Here’s how it works:
- Contrasting Layer Outputs: DoLa compares the outputs of different layers in the LLM. Specifically, it focuses on the difference in “logits,” which are the raw scores assigned to each possible next word by the model.
- Projecting to Vocabulary Space: These logit differences are then projected into the vocabulary space, meaning they are transformed into a format that reflects the actual words the model can generate.
- Next-Token Distribution: By analyzing these projected differences, it can effectively predict the most likely next token in the sequence, while simultaneously filtering out improbable or factually incorrect options.
This approach capitalizes on the fact that factual knowledge tends to be more prominent in later layers of the LLM. As a result, DoLa helps to:
- Reduce False Information: By filtering out improbable outputs, it minimizes the generation of factually incorrect or misleading information.
- Improve Truth Recognition: By focusing on layers with stronger factual grounding, it enhances the LLM’s ability to identify and prioritize truthful information.
So, DoLa has been shown to be effective in improving the overall truthfulness of LLM responses on various tasks, including multiple-choice questions, open-ended generation tasks like TruthfulQA, and even leading to performance improvements in LLaMA family models.

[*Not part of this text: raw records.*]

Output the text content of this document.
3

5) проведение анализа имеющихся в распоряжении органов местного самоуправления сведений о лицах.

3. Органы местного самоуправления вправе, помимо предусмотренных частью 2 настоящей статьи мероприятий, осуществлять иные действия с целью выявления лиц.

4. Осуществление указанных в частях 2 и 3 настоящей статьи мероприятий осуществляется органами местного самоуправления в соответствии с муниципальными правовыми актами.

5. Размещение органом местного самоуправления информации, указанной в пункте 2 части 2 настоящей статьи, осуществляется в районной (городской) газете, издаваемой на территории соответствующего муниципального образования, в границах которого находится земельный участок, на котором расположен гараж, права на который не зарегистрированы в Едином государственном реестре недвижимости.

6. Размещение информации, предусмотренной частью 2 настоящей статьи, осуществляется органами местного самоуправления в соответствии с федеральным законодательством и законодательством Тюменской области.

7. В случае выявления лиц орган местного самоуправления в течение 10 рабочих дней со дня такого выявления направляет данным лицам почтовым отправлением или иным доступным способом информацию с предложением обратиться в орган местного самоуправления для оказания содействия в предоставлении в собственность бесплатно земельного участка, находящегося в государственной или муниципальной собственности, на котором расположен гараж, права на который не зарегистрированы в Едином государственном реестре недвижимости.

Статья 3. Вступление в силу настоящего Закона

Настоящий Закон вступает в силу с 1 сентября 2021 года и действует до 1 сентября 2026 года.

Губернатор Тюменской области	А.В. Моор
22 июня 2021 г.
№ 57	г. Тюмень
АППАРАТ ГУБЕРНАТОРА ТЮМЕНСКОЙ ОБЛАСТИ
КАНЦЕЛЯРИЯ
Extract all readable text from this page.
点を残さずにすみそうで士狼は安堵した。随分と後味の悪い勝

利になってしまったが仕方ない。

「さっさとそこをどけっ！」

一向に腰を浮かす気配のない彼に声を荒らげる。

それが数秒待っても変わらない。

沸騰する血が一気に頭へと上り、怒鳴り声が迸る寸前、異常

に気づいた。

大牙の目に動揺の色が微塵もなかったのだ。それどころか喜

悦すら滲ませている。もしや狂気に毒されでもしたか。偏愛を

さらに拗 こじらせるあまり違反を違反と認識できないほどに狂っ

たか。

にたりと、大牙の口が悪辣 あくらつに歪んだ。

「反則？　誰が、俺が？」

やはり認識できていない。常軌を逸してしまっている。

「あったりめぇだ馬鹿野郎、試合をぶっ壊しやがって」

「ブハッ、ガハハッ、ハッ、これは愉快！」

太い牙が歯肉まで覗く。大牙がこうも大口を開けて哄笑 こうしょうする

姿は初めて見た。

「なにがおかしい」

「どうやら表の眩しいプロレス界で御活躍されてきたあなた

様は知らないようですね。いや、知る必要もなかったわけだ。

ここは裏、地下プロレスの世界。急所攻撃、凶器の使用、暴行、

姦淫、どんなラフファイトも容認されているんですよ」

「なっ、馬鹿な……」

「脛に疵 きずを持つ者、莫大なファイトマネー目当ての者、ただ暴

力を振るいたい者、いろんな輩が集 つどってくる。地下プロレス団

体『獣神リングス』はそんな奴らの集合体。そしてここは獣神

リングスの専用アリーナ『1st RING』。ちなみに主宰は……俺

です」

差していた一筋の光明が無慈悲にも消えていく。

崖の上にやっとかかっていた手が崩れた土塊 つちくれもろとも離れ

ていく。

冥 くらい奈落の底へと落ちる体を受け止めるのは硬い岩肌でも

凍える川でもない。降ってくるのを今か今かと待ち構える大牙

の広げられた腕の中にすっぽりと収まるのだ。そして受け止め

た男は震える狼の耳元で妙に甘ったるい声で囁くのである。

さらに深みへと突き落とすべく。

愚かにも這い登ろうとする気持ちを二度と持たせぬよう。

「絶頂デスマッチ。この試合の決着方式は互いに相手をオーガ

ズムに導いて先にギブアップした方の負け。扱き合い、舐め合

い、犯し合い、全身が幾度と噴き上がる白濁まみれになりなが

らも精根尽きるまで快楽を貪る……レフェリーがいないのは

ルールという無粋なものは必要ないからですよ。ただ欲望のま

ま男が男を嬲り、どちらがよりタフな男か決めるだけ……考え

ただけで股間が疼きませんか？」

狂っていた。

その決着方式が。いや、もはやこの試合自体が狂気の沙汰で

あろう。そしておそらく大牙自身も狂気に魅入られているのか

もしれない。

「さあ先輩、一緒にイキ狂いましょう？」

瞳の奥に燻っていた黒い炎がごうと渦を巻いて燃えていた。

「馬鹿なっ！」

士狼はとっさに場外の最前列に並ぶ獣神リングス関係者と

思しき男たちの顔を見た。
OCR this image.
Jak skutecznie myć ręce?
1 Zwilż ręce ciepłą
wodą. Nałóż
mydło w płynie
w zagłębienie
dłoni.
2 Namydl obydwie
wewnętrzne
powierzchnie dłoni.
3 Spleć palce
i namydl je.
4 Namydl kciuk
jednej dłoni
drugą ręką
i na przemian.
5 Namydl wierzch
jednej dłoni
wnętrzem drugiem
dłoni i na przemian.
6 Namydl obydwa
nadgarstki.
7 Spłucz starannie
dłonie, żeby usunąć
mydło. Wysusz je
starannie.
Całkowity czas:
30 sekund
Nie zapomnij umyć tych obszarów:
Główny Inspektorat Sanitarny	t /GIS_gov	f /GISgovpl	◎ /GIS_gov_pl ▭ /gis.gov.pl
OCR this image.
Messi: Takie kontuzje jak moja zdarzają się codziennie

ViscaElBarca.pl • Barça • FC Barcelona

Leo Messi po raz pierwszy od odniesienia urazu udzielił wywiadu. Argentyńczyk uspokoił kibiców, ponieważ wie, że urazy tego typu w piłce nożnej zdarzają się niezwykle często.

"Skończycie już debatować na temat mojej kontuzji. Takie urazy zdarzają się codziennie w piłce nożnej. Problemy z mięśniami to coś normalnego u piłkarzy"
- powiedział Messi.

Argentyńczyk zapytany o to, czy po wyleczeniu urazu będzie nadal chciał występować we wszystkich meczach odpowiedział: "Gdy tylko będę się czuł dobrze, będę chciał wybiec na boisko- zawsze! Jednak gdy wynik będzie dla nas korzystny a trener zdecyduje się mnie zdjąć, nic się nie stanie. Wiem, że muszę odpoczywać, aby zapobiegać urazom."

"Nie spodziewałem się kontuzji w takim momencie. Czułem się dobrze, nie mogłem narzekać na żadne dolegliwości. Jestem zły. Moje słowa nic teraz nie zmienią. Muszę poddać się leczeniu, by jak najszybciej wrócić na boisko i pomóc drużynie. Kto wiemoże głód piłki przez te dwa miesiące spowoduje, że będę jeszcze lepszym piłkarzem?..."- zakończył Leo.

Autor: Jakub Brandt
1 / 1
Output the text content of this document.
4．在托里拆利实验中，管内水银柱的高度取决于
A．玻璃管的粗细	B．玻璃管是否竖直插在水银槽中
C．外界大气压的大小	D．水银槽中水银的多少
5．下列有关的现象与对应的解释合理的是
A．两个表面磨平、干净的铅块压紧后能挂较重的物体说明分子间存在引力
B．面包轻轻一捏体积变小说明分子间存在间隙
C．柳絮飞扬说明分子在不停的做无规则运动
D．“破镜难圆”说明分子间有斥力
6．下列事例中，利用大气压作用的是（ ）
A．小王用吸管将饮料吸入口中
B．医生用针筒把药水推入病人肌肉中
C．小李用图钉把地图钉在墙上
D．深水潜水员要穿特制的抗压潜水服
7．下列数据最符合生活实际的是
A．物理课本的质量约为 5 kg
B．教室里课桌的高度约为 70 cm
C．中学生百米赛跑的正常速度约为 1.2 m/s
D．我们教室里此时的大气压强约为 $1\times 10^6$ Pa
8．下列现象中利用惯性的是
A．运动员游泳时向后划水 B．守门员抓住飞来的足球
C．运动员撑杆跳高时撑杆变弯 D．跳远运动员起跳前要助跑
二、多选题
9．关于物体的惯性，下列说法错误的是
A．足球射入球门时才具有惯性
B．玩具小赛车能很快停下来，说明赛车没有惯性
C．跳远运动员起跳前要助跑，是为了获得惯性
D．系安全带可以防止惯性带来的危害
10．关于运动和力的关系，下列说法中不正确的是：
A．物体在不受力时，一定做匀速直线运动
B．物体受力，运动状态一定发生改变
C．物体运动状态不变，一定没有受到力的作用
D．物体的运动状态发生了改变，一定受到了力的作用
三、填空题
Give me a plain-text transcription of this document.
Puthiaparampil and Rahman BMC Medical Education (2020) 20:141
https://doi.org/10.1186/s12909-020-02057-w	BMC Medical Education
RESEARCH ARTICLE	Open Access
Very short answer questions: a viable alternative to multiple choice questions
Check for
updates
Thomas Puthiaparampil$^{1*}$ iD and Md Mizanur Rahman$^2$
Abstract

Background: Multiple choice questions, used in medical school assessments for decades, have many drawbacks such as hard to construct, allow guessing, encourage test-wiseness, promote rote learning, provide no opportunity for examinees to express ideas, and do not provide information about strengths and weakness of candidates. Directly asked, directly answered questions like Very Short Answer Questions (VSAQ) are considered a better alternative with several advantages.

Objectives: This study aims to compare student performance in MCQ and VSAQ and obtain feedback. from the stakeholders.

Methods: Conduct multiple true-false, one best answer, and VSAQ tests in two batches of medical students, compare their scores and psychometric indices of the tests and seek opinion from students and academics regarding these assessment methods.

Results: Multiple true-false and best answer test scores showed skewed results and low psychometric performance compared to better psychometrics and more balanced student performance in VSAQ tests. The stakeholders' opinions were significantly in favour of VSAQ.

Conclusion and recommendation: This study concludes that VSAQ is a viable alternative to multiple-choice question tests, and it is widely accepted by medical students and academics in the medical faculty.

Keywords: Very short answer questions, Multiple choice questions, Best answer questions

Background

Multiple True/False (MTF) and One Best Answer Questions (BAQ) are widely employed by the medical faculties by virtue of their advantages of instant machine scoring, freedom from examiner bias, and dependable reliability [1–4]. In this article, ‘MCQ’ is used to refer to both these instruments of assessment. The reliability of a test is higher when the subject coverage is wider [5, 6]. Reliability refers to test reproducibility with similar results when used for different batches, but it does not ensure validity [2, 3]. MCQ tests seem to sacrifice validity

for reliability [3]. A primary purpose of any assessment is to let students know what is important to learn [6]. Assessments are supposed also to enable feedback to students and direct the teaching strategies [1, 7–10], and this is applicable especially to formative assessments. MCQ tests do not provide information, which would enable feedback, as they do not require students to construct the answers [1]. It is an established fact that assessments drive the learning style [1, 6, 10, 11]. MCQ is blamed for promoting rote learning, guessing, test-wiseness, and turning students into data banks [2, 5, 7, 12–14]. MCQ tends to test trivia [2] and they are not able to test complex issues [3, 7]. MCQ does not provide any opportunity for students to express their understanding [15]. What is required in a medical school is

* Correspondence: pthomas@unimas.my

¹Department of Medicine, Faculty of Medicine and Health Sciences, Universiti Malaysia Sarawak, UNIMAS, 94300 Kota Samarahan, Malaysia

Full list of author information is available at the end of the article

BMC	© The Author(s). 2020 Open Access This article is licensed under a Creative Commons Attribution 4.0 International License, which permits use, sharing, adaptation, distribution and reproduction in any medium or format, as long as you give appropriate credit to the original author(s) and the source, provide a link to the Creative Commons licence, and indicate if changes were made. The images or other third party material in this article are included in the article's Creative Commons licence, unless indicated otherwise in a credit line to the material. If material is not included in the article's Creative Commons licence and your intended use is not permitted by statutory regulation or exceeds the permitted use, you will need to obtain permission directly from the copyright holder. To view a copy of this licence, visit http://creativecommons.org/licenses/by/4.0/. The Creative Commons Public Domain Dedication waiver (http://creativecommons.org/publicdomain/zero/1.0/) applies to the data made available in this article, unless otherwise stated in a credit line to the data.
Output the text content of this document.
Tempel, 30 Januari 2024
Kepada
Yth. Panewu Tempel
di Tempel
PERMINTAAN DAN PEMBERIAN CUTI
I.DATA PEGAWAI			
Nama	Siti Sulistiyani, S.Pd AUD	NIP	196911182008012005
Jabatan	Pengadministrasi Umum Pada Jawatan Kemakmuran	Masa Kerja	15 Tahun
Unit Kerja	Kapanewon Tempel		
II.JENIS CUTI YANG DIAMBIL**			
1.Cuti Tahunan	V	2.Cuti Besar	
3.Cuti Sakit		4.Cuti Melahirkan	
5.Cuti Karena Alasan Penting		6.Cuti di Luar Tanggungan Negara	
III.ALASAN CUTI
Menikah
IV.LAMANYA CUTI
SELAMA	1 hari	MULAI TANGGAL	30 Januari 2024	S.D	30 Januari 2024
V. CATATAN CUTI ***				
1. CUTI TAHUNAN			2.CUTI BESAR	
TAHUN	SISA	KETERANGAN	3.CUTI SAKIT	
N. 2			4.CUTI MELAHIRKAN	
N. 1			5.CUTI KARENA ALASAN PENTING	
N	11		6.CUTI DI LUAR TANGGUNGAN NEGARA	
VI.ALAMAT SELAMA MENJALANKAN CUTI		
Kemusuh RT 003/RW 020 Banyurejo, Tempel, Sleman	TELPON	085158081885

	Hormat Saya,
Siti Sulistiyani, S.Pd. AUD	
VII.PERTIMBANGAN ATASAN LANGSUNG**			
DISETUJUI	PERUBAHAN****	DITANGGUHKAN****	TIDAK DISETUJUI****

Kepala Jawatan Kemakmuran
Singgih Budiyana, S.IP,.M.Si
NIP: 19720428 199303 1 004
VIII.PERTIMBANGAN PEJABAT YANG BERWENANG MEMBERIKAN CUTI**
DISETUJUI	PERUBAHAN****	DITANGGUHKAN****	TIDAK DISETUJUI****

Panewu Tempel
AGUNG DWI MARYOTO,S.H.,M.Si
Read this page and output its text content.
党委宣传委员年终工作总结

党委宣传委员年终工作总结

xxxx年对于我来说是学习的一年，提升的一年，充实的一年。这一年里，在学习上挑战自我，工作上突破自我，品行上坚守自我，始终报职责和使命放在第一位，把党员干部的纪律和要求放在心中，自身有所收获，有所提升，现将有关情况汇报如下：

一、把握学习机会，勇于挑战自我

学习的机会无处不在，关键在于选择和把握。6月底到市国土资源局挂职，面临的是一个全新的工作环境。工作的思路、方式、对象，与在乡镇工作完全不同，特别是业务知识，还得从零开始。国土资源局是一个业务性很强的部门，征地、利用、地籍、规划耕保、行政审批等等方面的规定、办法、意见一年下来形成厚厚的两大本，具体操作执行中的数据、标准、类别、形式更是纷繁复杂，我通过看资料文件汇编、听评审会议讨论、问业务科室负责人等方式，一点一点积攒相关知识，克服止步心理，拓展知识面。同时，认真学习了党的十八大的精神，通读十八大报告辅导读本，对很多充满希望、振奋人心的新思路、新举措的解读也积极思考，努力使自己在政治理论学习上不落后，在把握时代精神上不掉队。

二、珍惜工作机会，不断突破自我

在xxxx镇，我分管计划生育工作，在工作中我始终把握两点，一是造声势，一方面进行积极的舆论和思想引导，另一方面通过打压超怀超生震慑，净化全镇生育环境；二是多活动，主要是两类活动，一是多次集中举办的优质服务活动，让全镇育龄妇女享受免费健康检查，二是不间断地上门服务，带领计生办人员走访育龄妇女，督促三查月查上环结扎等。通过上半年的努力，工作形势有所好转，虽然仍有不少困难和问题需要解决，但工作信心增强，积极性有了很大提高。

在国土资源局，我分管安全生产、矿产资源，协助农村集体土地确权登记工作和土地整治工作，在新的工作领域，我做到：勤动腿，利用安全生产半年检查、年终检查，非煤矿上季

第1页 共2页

By now I’m confident that you’ve gained a solid understanding of how to tackle hallucinations in LLMs.
Further, feel free to explore various post-development techniques like Retrieval Augmentation (RAG), which utilizes external knowledge bases to enhance the factual accuracy and reliability of LLM responses. As research in this area continues to evolve, we can expect even more sophisticated and effective methods for mitigating hallucinations, bringing us closer to realizing the full potential of LLMs.